This morning was my last first day of kindergarten ever. I'm kind of an emotional mess right now! I'm totally excited for them and they are BEYOND excited and ready but wow. There they go. A house full of craziness and chatter and laughter and questions and energy....to silence! Just like that! Seems like just yesterday I took this picture and wondered what their personalities would be and how they would get along and couldn't wait for them to say the words "Momma." I also couldn't comprehend how we would get through the first five years...but God brought us through...and will continue to do so.
And now Emily, Addison, and Hailey bring me more joy than anything. Girls - I love you more than you know and I'm so proud of who you've already become the past 5 1/2 years. You are exactly who I hoped you would be and I feel so incredibly blessed to call you my daughters. I truly truly love spending time with you and love watching you grow up. It is all going way too fast for your momma though... I'm so thankful you have each other and that we have had SO MUCH fun with you each year. (Emily, Addy, Hailey)
Em - my caring little sweetheart...my encourager....Hailey - my little princess and fun-loving people person
Addison - my determined little helper, my buddy
Emily, Addison, and Hailey's first full day of school....yesterday was the first day to meet the teacher and bring all of their supplies.
I was a little bummed because the bus came 5 minutes EARLY today and last year, that didn't even happen ONCE! I thought for sure it would be 10 minutes late! So we didn't even have time to take individual pictures today! And then it was crazy even getting a hug good bye and then whammo - just like that, they were gone! This is all good prep for me for when they go to college. Yikes. Don't get me wrong, I am so excited for them. And they were excited too. They had their outfits all picked out last night. and were up and ready to go by 7 a.m. The bus wasn't supposed to come until 8:13!

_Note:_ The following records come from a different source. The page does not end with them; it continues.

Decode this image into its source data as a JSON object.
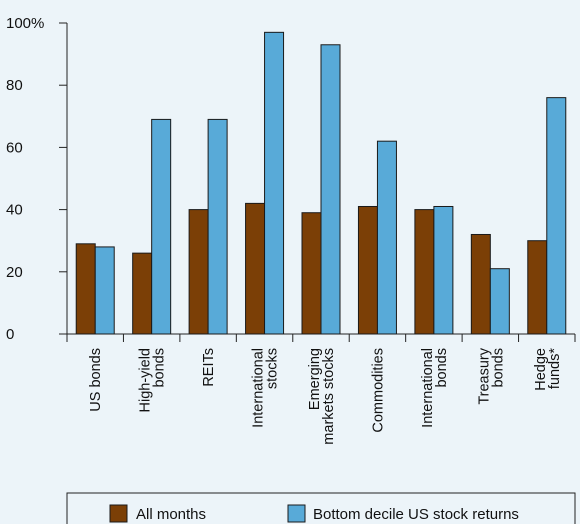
{
  "chart_data": {
    "type": "bar",
    "y_tick_labels": [
      "0",
      "20",
      "40",
      "60",
      "80",
      "100%"
    ],
    "ylim": [
      0,
      100
    ],
    "grid": false,
    "legend_position": "bottom",
    "categories": [
      [
        "US bonds"
      ],
      [
        "High-yield",
        "bonds"
      ],
      [
        "REITs"
      ],
      [
        "International",
        "stocks"
      ],
      [
        "Emerging",
        "markets stocks"
      ],
      [
        "Commodities"
      ],
      [
        "International",
        "bonds"
      ],
      [
        "Treasury",
        "bonds"
      ],
      [
        "Hedge",
        "funds*"
      ]
    ],
    "series": [
      {
        "name": "All months",
        "color": "#7b3f06",
        "values": [
          29,
          26,
          40,
          42,
          39,
          41,
          40,
          32,
          30
        ]
      },
      {
        "name": "Bottom decile US stock returns",
        "color": "#58aad8",
        "values": [
          28,
          69,
          69,
          97,
          93,
          62,
          41,
          21,
          76
        ]
      }
    ]
  }
}
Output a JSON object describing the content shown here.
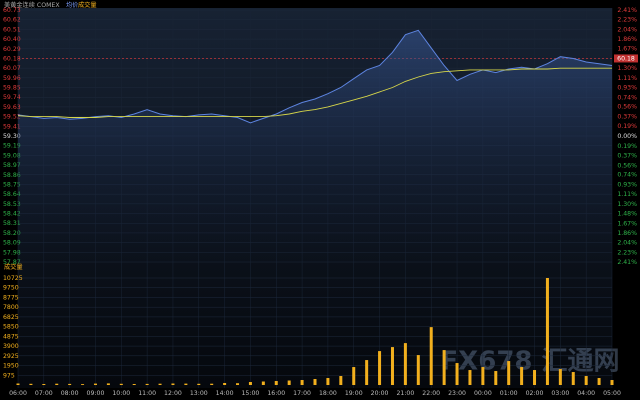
{
  "header": {
    "symbol": "美黄金连续 COMEX",
    "avg_label": "均价",
    "volume_label": "成交量"
  },
  "watermark": "FX678 汇通网",
  "chart_data": [
    {
      "type": "line",
      "x": [
        0,
        0.5,
        1,
        1.5,
        2,
        2.5,
        3,
        3.5,
        4,
        4.5,
        5,
        5.5,
        6,
        6.5,
        7,
        7.5,
        8,
        8.5,
        9,
        9.5,
        10,
        10.5,
        11,
        11.5,
        12,
        12.5,
        13,
        13.5,
        14,
        14.5,
        15,
        15.5,
        16,
        16.5,
        17,
        17.5,
        18,
        18.5,
        19,
        19.5,
        20,
        20.5,
        21,
        21.5,
        22,
        22.5,
        23
      ],
      "xlim": [
        0,
        23
      ],
      "xticks": [
        {
          "value": 0,
          "label": "06:00"
        },
        {
          "value": 1,
          "label": "07:00"
        },
        {
          "value": 2,
          "label": "08:00"
        },
        {
          "value": 3,
          "label": "09:00"
        },
        {
          "value": 4,
          "label": "10:00"
        },
        {
          "value": 5,
          "label": "11:00"
        },
        {
          "value": 6,
          "label": "12:00"
        },
        {
          "value": 7,
          "label": "13:00"
        },
        {
          "value": 8,
          "label": "14:00"
        },
        {
          "value": 9,
          "label": "15:00"
        },
        {
          "value": 10,
          "label": "16:00"
        },
        {
          "value": 11,
          "label": "17:00"
        },
        {
          "value": 12,
          "label": "18:00"
        },
        {
          "value": 13,
          "label": "19:00"
        },
        {
          "value": 14,
          "label": "20:00"
        },
        {
          "value": 15,
          "label": "21:00"
        },
        {
          "value": 16,
          "label": "22:00"
        },
        {
          "value": 17,
          "label": "23:00"
        },
        {
          "value": 18,
          "label": "00:00"
        },
        {
          "value": 19,
          "label": "01:00"
        },
        {
          "value": 20,
          "label": "02:00"
        },
        {
          "value": 21,
          "label": "03:00"
        },
        {
          "value": 22,
          "label": "04:00"
        },
        {
          "value": 23,
          "label": "05:00"
        }
      ],
      "ylim": [
        57.87,
        60.73
      ],
      "yticks": [
        {
          "value": 60.73,
          "label": "60.73"
        },
        {
          "value": 60.62,
          "label": "60.62"
        },
        {
          "value": 60.51,
          "label": "60.51"
        },
        {
          "value": 60.4,
          "label": "60.40"
        },
        {
          "value": 60.29,
          "label": "60.29"
        },
        {
          "value": 60.18,
          "label": "60.18"
        },
        {
          "value": 60.07,
          "label": "60.07"
        },
        {
          "value": 59.96,
          "label": "59.96"
        },
        {
          "value": 59.85,
          "label": "59.85"
        },
        {
          "value": 59.74,
          "label": "59.74"
        },
        {
          "value": 59.63,
          "label": "59.63"
        },
        {
          "value": 59.52,
          "label": "59.52"
        },
        {
          "value": 59.41,
          "label": "59.41"
        },
        {
          "value": 59.3,
          "label": "59.30"
        },
        {
          "value": 59.19,
          "label": "59.19"
        },
        {
          "value": 59.08,
          "label": "59.08"
        },
        {
          "value": 58.97,
          "label": "58.97"
        },
        {
          "value": 58.86,
          "label": "58.86"
        },
        {
          "value": 58.75,
          "label": "58.75"
        },
        {
          "value": 58.64,
          "label": "58.64"
        },
        {
          "value": 58.53,
          "label": "58.53"
        },
        {
          "value": 58.42,
          "label": "58.42"
        },
        {
          "value": 58.31,
          "label": "58.31"
        },
        {
          "value": 58.2,
          "label": "58.20"
        },
        {
          "value": 58.09,
          "label": "58.09"
        },
        {
          "value": 57.98,
          "label": "57.98"
        },
        {
          "value": 57.87,
          "label": "57.87"
        }
      ],
      "y2lim": [
        -2.41,
        2.41
      ],
      "y2ticks": [
        {
          "value": 2.41,
          "label": "2.41%"
        },
        {
          "value": 2.23,
          "label": "2.23%"
        },
        {
          "value": 2.04,
          "label": "2.04%"
        },
        {
          "value": 1.86,
          "label": "1.86%"
        },
        {
          "value": 1.67,
          "label": "1.67%"
        },
        {
          "value": 1.48,
          "label": "1.48%"
        },
        {
          "value": 1.3,
          "label": "1.30%"
        },
        {
          "value": 1.11,
          "label": "1.11%"
        },
        {
          "value": 0.93,
          "label": "0.93%"
        },
        {
          "value": 0.74,
          "label": "0.74%"
        },
        {
          "value": 0.56,
          "label": "0.56%"
        },
        {
          "value": 0.37,
          "label": "0.37%"
        },
        {
          "value": 0.19,
          "label": "0.19%"
        },
        {
          "value": 0,
          "label": "0.00%"
        },
        {
          "value": -0.19,
          "label": "0.19%"
        },
        {
          "value": -0.37,
          "label": "0.37%"
        },
        {
          "value": -0.56,
          "label": "0.56%"
        },
        {
          "value": -0.74,
          "label": "0.74%"
        },
        {
          "value": -0.93,
          "label": "0.93%"
        },
        {
          "value": -1.11,
          "label": "1.11%"
        },
        {
          "value": -1.3,
          "label": "1.30%"
        },
        {
          "value": -1.48,
          "label": "1.48%"
        },
        {
          "value": -1.67,
          "label": "1.67%"
        },
        {
          "value": -1.86,
          "label": "1.86%"
        },
        {
          "value": -2.04,
          "label": "2.04%"
        },
        {
          "value": -2.23,
          "label": "2.23%"
        },
        {
          "value": -2.41,
          "label": "2.41%"
        }
      ],
      "reference_line": 60.18,
      "up_color": "#e03a3a",
      "down_color": "#2fb34a",
      "series": [
        {
          "name": "美黄金连续 COMEX",
          "color": "#5d84e0",
          "values": [
            59.54,
            59.52,
            59.5,
            59.51,
            59.49,
            59.5,
            59.52,
            59.53,
            59.51,
            59.55,
            59.6,
            59.55,
            59.53,
            59.52,
            59.54,
            59.55,
            59.53,
            59.51,
            59.45,
            59.5,
            59.55,
            59.62,
            59.68,
            59.72,
            59.78,
            59.85,
            59.95,
            60.05,
            60.1,
            60.25,
            60.45,
            60.5,
            60.3,
            60.1,
            59.93,
            60.0,
            60.05,
            60.02,
            60.06,
            60.08,
            60.06,
            60.12,
            60.2,
            60.18,
            60.14,
            60.12,
            60.1
          ]
        },
        {
          "name": "均价",
          "color": "#d6d64a",
          "values": [
            59.53,
            59.52,
            59.52,
            59.52,
            59.51,
            59.51,
            59.51,
            59.52,
            59.52,
            59.52,
            59.52,
            59.52,
            59.52,
            59.52,
            59.52,
            59.52,
            59.52,
            59.52,
            59.52,
            59.52,
            59.53,
            59.55,
            59.58,
            59.6,
            59.63,
            59.67,
            59.71,
            59.75,
            59.8,
            59.85,
            59.92,
            59.97,
            60.01,
            60.03,
            60.04,
            60.05,
            60.05,
            60.05,
            60.05,
            60.06,
            60.06,
            60.06,
            60.07,
            60.07,
            60.07,
            60.07,
            60.07
          ]
        }
      ]
    },
    {
      "type": "bar",
      "ylim": [
        0,
        10725
      ],
      "yticks": [
        10725,
        9750,
        8775,
        7800,
        6825,
        5850,
        4875,
        3900,
        2925,
        1950,
        975
      ],
      "series": [
        {
          "name": "成交量",
          "color": "#f2b01e",
          "values": [
            150,
            120,
            100,
            130,
            110,
            90,
            140,
            160,
            120,
            100,
            110,
            130,
            150,
            140,
            120,
            130,
            200,
            180,
            300,
            350,
            400,
            450,
            500,
            600,
            700,
            900,
            1800,
            2500,
            3400,
            3800,
            4200,
            3000,
            5800,
            3500,
            2200,
            1500,
            1800,
            1400,
            2400,
            1800,
            1500,
            10725,
            1600,
            1300,
            900,
            700,
            500
          ]
        }
      ]
    }
  ]
}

I'm super sentimental today... looking back....
Addison, Emily, Hailey...
Here they were yesterday....
With some of their friends at chapel!Addison and Mrs. Hervey!
Hailey
Emily
Today is going to be MUCH harder for me than it is for them. I've heard that people have said that it's harder sending you oldest child to kindergarten than your youngest. Maybe that's why I feel so many emotions today. Sending my 3 oldest today....and also my youngest. This is crazy. They told me that they wanted to give me the biggest hug ever when they come home and they want to have "chat time" to tell me all about their first day. I can't wait for that girlies. You are the best and I hope you have an incredible time at school....I know you will. I LOVE YOU ALWAYS!!